Ambulance Rides More Expensive

By Caroline Lewis

New York City ambulance bills are now a little more painful.

THE FDNY NOW CHARGES $1,385 for an ambulance ride, according to the health policy non-profit KFF. Photo: Wikimedia Commons.

The FDNY held a public hearing March 27 on a proposal to raise the rate it bills patients and insurers for emergency medical services. The suggested rule change states that the price hike is needed to defray rising labor costs and other expenses and would help reduce the amount taxpayers have to cover. There has been no decision made on the proposal.

But ambulance bills are historically tied to developing personal debt. In a recent national survey of people with medical debt, one in five traced it back to an ambulance ride, according to the health policy nonprofit KFF.

The FDNY now charges $1,385 for an ambulance ride on which a patient is provided with basic life support—a 54 percent increase over the most recent rate of $900. The agency is seeking less dramatic rate hikes, between 4 percent and 10 percent, for ambulance rides with different levels of advanced life support. Those rides already cost upwards of $1,500 apiece.
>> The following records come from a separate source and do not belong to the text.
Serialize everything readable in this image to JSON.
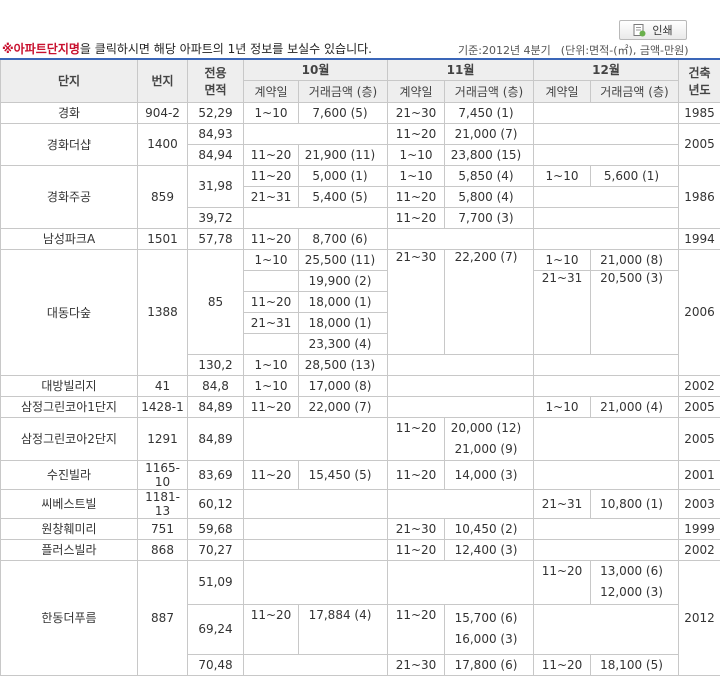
{
  "header": {
    "print_label": "인쇄",
    "notice_mark": "※",
    "notice_link": "아파트단지명",
    "notice_text": "을 클릭하시면 해당 아파트의 1년 정보를 보실수 있습니다.",
    "basis": "기준:2012년 4분기",
    "unit": "(단위:면적-(㎡), 금액-만원)"
  },
  "columns": {
    "complex": "단지",
    "lot": "번지",
    "area_l1": "전용",
    "area_l2": "면적",
    "m10": "10월",
    "m11": "11월",
    "m12": "12월",
    "year_l1": "건축",
    "year_l2": "년도",
    "contract_day": "계약일",
    "amount": "거래금액 (층)"
  },
  "rows": [
    {
      "name": "경화",
      "lot": "904-2",
      "area": "52,29",
      "d10": "1~10",
      "a10": "7,600 (5)",
      "d11": "21~30",
      "a11": "7,450 (1)",
      "year": "1985"
    },
    {
      "name": "경화더샵",
      "lot": "1400",
      "area1": "84,93",
      "area2": "84,94",
      "r1d11": "11~20",
      "r1a11": "21,000 (7)",
      "r2d10": "11~20",
      "r2a10": "21,900 (11)",
      "r2d11": "1~10",
      "r2a11": "23,800 (15)",
      "year": "2005"
    },
    {
      "name": "경화주공",
      "lot": "859",
      "area1": "31,98",
      "area2": "39,72",
      "r1d10": "11~20",
      "r1a10": "5,000 (1)",
      "r1d11": "1~10",
      "r1a11": "5,850 (4)",
      "r1d12": "1~10",
      "r1a12": "5,600 (1)",
      "r2d10": "21~31",
      "r2a10": "5,400 (5)",
      "r2d11": "11~20",
      "r2a11": "5,800 (4)",
      "r3d11": "11~20",
      "r3a11": "7,700 (3)",
      "year": "1986"
    },
    {
      "name": "남성파크A",
      "lot": "1501",
      "area": "57,78",
      "d10": "11~20",
      "a10": "8,700 (6)",
      "year": "1994"
    },
    {
      "name": "대동다숲",
      "lot": "1388",
      "area1": "85",
      "area2": "130,2",
      "g1d10": "1~10",
      "g1a10": [
        "25,500 (11)",
        "19,900 (2)"
      ],
      "g2d10": "11~20",
      "g2a10": "18,000 (1)",
      "g3d10": "21~31",
      "g3a10": [
        "18,000 (1)",
        "23,300 (4)"
      ],
      "d11": "21~30",
      "a11": "22,200 (7)",
      "g1d12": "1~10",
      "g1a12": "21,000 (8)",
      "g2d12": "21~31",
      "g2a12": "20,500 (3)",
      "r2d10": "1~10",
      "r2a10": "28,500 (13)",
      "year": "2006"
    },
    {
      "name": "대방빌리지",
      "lot": "41",
      "area": "84,8",
      "d10": "1~10",
      "a10": "17,000 (8)",
      "year": "2002"
    },
    {
      "name": "삼정그린코아1단지",
      "lot": "1428-1",
      "area": "84,89",
      "d10": "11~20",
      "a10": "22,000 (7)",
      "d12": "1~10",
      "a12": "21,000 (4)",
      "year": "2005"
    },
    {
      "name": "삼정그린코아2단지",
      "lot": "1291",
      "area": "84,89",
      "d11": "11~20",
      "a11": [
        "20,000 (12)",
        "21,000 (9)"
      ],
      "year": "2005"
    },
    {
      "name": "수진빌라",
      "lot": "1165-10",
      "area": "83,69",
      "d10": "11~20",
      "a10": "15,450 (5)",
      "d11": "11~20",
      "a11": "14,000 (3)",
      "year": "2001"
    },
    {
      "name": "씨베스트빌",
      "lot": "1181-13",
      "area": "60,12",
      "d12": "21~31",
      "a12": "10,800 (1)",
      "year": "2003"
    },
    {
      "name": "원창훼미리",
      "lot": "751",
      "area": "59,68",
      "d11": "21~30",
      "a11": "10,450 (2)",
      "year": "1999"
    },
    {
      "name": "플러스빌라",
      "lot": "868",
      "area": "70,27",
      "d11": "11~20",
      "a11": "12,400 (3)",
      "year": "2002"
    },
    {
      "name": "한동더푸름",
      "lot": "887",
      "area1": "51,09",
      "area2": "69,24",
      "area3": "70,48",
      "r1d12": "11~20",
      "r1a12": [
        "13,000 (6)",
        "12,000 (3)"
      ],
      "r2d10": "11~20",
      "r2a10": "17,884 (4)",
      "r2d11": "11~20",
      "r2a11": [
        "15,700 (6)",
        "16,000 (3)"
      ],
      "r3d11": "21~30",
      "r3a11": "17,800 (6)",
      "r3d12": "11~20",
      "r3a12": "18,100 (5)",
      "year": "2012"
    }
  ]
}
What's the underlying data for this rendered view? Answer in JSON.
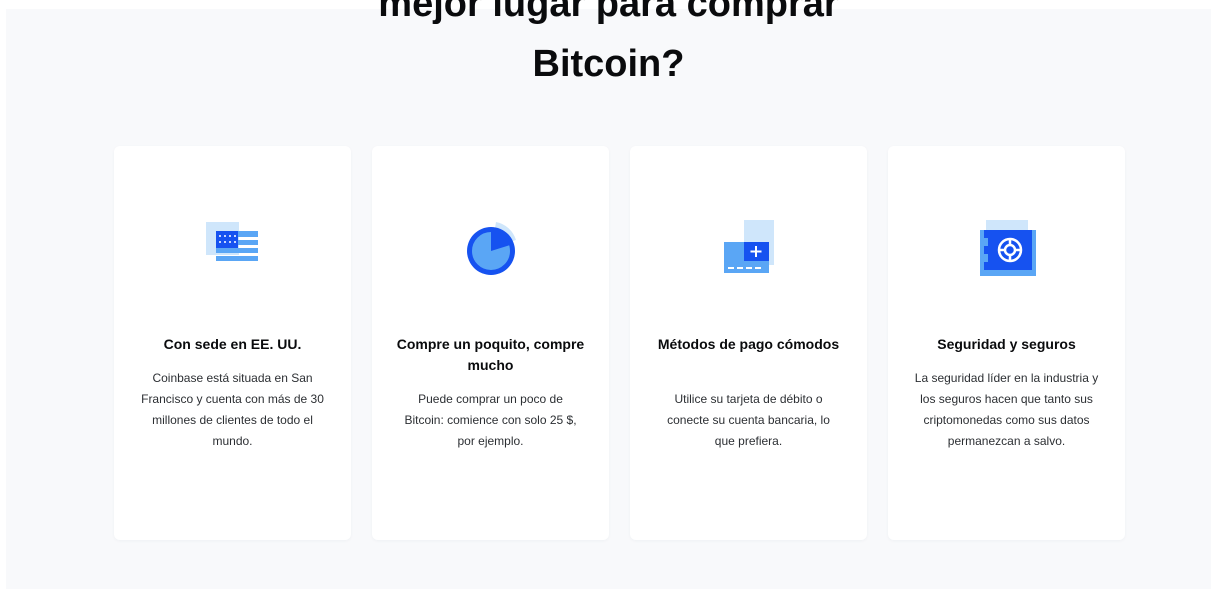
{
  "heading": {
    "line1": "mejor lugar para comprar",
    "line2": "Bitcoin?"
  },
  "features": [
    {
      "icon": "us-flag-icon",
      "title": "Con sede en EE. UU.",
      "text": "Coinbase está situada en San Francisco y cuenta con más de 30 millones de clientes de todo el mundo."
    },
    {
      "icon": "pie-timer-icon",
      "title": "Compre un poquito, compre mucho",
      "text": "Puede comprar un poco de Bitcoin: comience con solo 25 $, por ejemplo."
    },
    {
      "icon": "payment-card-icon",
      "title": "Métodos de pago cómodos",
      "text": "Utilice su tarjeta de débito o conecte su cuenta bancaria, lo que prefiera."
    },
    {
      "icon": "safe-vault-icon",
      "title": "Seguridad y seguros",
      "text": "La seguridad líder en la industria y los seguros hacen que tanto sus criptomonedas como sus datos permanezcan a salvo."
    }
  ],
  "colors": {
    "section_background": "#f8f9fb",
    "card_background": "#ffffff",
    "heading_text": "#0a0b0d",
    "icon_blue": "#1652f0",
    "icon_light_blue": "#5aa6f5",
    "icon_pale_blue": "#cfe6fb"
  }
}
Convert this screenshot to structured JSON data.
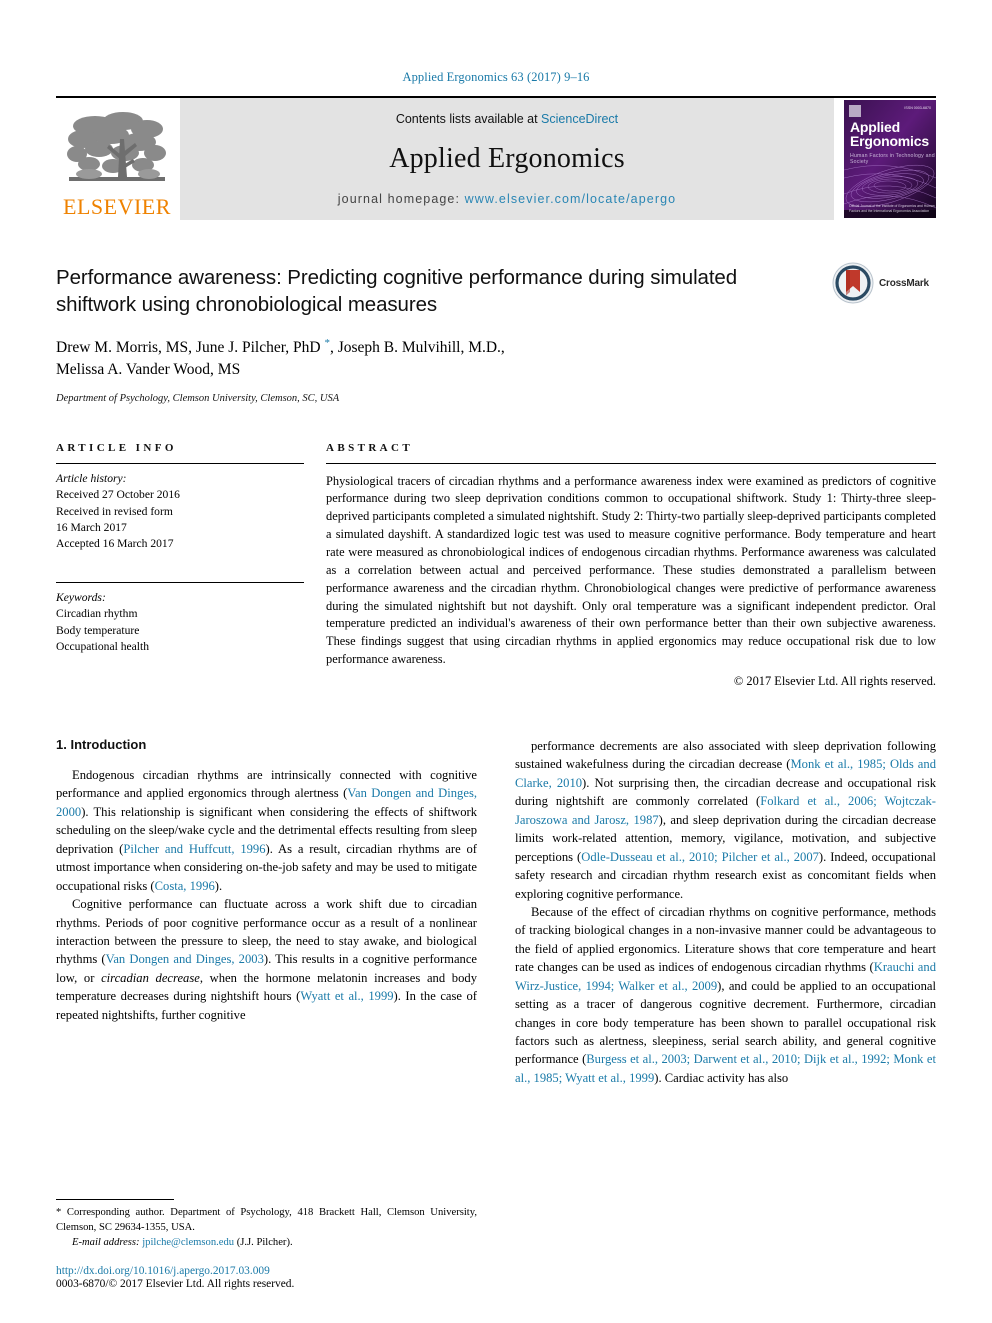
{
  "running_head": "Applied Ergonomics 63 (2017) 9–16",
  "masthead": {
    "publisher_logo_text": "ELSEVIER",
    "contents_prefix": "Contents lists available at ",
    "contents_link": "ScienceDirect",
    "journal_name": "Applied Ergonomics",
    "homepage_prefix": "journal homepage: ",
    "homepage_url": "www.elsevier.com/locate/apergo",
    "cover": {
      "title_line1": "Applied",
      "title_line2": "Ergonomics",
      "subtitle": "Human Factors in Technology and Society",
      "corner_text": "ISSN 0003-6870",
      "footer_text": "Official Journal of\nthe Institute of Ergonomics and Human Factors and the International Ergonomics Association"
    }
  },
  "article": {
    "title": "Performance awareness: Predicting cognitive performance during simulated shiftwork using chronobiological measures",
    "authors_line1_a": "Drew M. Morris, MS, June J. Pilcher, PhD ",
    "authors_star": "*",
    "authors_line1_b": ", Joseph B. Mulvihill, M.D.,",
    "authors_line2": "Melissa A. Vander Wood, MS",
    "affiliation": "Department of Psychology, Clemson University, Clemson, SC, USA",
    "crossmark_label": "CrossMark"
  },
  "article_info": {
    "heading": "ARTICLE INFO",
    "history_label": "Article history:",
    "history_lines": [
      "Received 27 October 2016",
      "Received in revised form",
      "16 March 2017",
      "Accepted 16 March 2017"
    ],
    "keywords_label": "Keywords:",
    "keywords": [
      "Circadian rhythm",
      "Body temperature",
      "Occupational health"
    ]
  },
  "abstract": {
    "heading": "ABSTRACT",
    "text": "Physiological tracers of circadian rhythms and a performance awareness index were examined as predictors of cognitive performance during two sleep deprivation conditions common to occupational shiftwork. Study 1: Thirty-three sleep-deprived participants completed a simulated nightshift. Study 2: Thirty-two partially sleep-deprived participants completed a simulated dayshift. A standardized logic test was used to measure cognitive performance. Body temperature and heart rate were measured as chronobiological indices of endogenous circadian rhythms. Performance awareness was calculated as a correlation between actual and perceived performance. These studies demonstrated a parallelism between performance awareness and the circadian rhythm. Chronobiological changes were predictive of performance awareness during the simulated nightshift but not dayshift. Only oral temperature was a significant independent predictor. Oral temperature predicted an individual's awareness of their own performance better than their own subjective awareness. These findings suggest that using circadian rhythms in applied ergonomics may reduce occupational risk due to low performance awareness.",
    "copyright": "© 2017 Elsevier Ltd. All rights reserved."
  },
  "introduction": {
    "section_title": "1. Introduction",
    "left_paragraphs": [
      {
        "runs": [
          {
            "t": "Endogenous circadian rhythms are intrinsically connected with cognitive performance and applied ergonomics through alertness ("
          },
          {
            "t": "Van Dongen and Dinges, 2000",
            "k": "ref"
          },
          {
            "t": "). This relationship is significant when considering the effects of shiftwork scheduling on the sleep/wake cycle and the detrimental effects resulting from sleep deprivation ("
          },
          {
            "t": "Pilcher and Huffcutt, 1996",
            "k": "ref"
          },
          {
            "t": "). As a result, circadian rhythms are of utmost importance when considering on-the-job safety and may be used to mitigate occupational risks ("
          },
          {
            "t": "Costa, 1996",
            "k": "ref"
          },
          {
            "t": ")."
          }
        ]
      },
      {
        "runs": [
          {
            "t": "Cognitive performance can fluctuate across a work shift due to circadian rhythms. Periods of poor cognitive performance occur as a result of a nonlinear interaction between the pressure to sleep, the need to stay awake, and biological rhythms ("
          },
          {
            "t": "Van Dongen and Dinges, 2003",
            "k": "ref"
          },
          {
            "t": "). This results in a cognitive performance low, or "
          },
          {
            "t": "circadian decrease",
            "k": "ital"
          },
          {
            "t": ", when the hormone melatonin increases and body temperature decreases during nightshift hours ("
          },
          {
            "t": "Wyatt et al., 1999",
            "k": "ref"
          },
          {
            "t": "). In the case of repeated nightshifts, further cognitive"
          }
        ]
      }
    ],
    "right_paragraphs": [
      {
        "runs": [
          {
            "t": "performance decrements are also associated with sleep deprivation following sustained wakefulness during the circadian decrease ("
          },
          {
            "t": "Monk et al., 1985; Olds and Clarke, 2010",
            "k": "ref"
          },
          {
            "t": "). Not surprising then, the circadian decrease and occupational risk during nightshift are commonly correlated ("
          },
          {
            "t": "Folkard et al., 2006; Wojtczak-Jaroszowa and Jarosz, 1987",
            "k": "ref"
          },
          {
            "t": "), and sleep deprivation during the circadian decrease limits work-related attention, memory, vigilance, motivation, and subjective perceptions ("
          },
          {
            "t": "Odle-Dusseau et al., 2010; Pilcher et al., 2007",
            "k": "ref"
          },
          {
            "t": "). Indeed, occupational safety research and circadian rhythm research exist as concomitant fields when exploring cognitive performance."
          }
        ]
      },
      {
        "runs": [
          {
            "t": "Because of the effect of circadian rhythms on cognitive performance, methods of tracking biological changes in a non-invasive manner could be advantageous to the field of applied ergonomics. Literature shows that core temperature and heart rate changes can be used as indices of endogenous circadian rhythms ("
          },
          {
            "t": "Krauchi and Wirz-Justice, 1994; Walker et al., 2009",
            "k": "ref"
          },
          {
            "t": "), and could be applied to an occupational setting as a tracer of dangerous cognitive decrement. Furthermore, circadian changes in core body temperature has been shown to parallel occupational risk factors such as alertness, sleepiness, serial search ability, and general cognitive performance ("
          },
          {
            "t": "Burgess et al., 2003; Darwent et al., 2010; Dijk et al., 1992; Monk et al., 1985; Wyatt et al., 1999",
            "k": "ref"
          },
          {
            "t": "). Cardiac activity has also"
          }
        ]
      }
    ]
  },
  "footnotes": {
    "corresponding": "* Corresponding author. Department of Psychology, 418 Brackett Hall, Clemson University, Clemson, SC 29634-1355, USA.",
    "email_label": "E-mail address:",
    "email": "jpilche@clemson.edu",
    "email_suffix": "(J.J. Pilcher).",
    "doi": "http://dx.doi.org/10.1016/j.apergo.2017.03.009",
    "issn_line": "0003-6870/© 2017 Elsevier Ltd. All rights reserved."
  },
  "colors": {
    "link": "#1a7aa8",
    "elsevier_orange": "#ef8200",
    "masthead_bg": "#e3e3e3"
  }
}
The FDNY last raised ambulance rates in January 2021 in a move that was expected to raise an additional $4 million per year. Emergency medical workers in the FDNY also got a pay bump through contract negotiations in 2021.

The rate hikes are concerning because ambulance rides often result in surprise medical bills. ‘Surprise bills’ are those that result from a patient unexpectedly getting care outside of their insurance network and getting billed for more than they would have paid in-network. Because people usually use ambulances in an emergency, it’s hard to check if they’re in-network.

Patients enrolled in health plans regulated by New York state, such as the ones available on the Affordable Care Act marketplace, are protected from receiving out-of-network charges for ambulances and other medical services by state law.

But ambulances are exempt from a similar federal law, called the No Surprises Act, that took effect in 2022. That means New Yorkers could still get surprise bills for ambulance rides if they’re insured through some employer-sponsored health plans that are federally regulated or have insurance from out of state.

The FDNY has a financial assistance program for New York state residents who are uninsured or can’t cover the cost of an ambulance ride after insurance and patients can call their billing department at 844-394-5716 to make a request.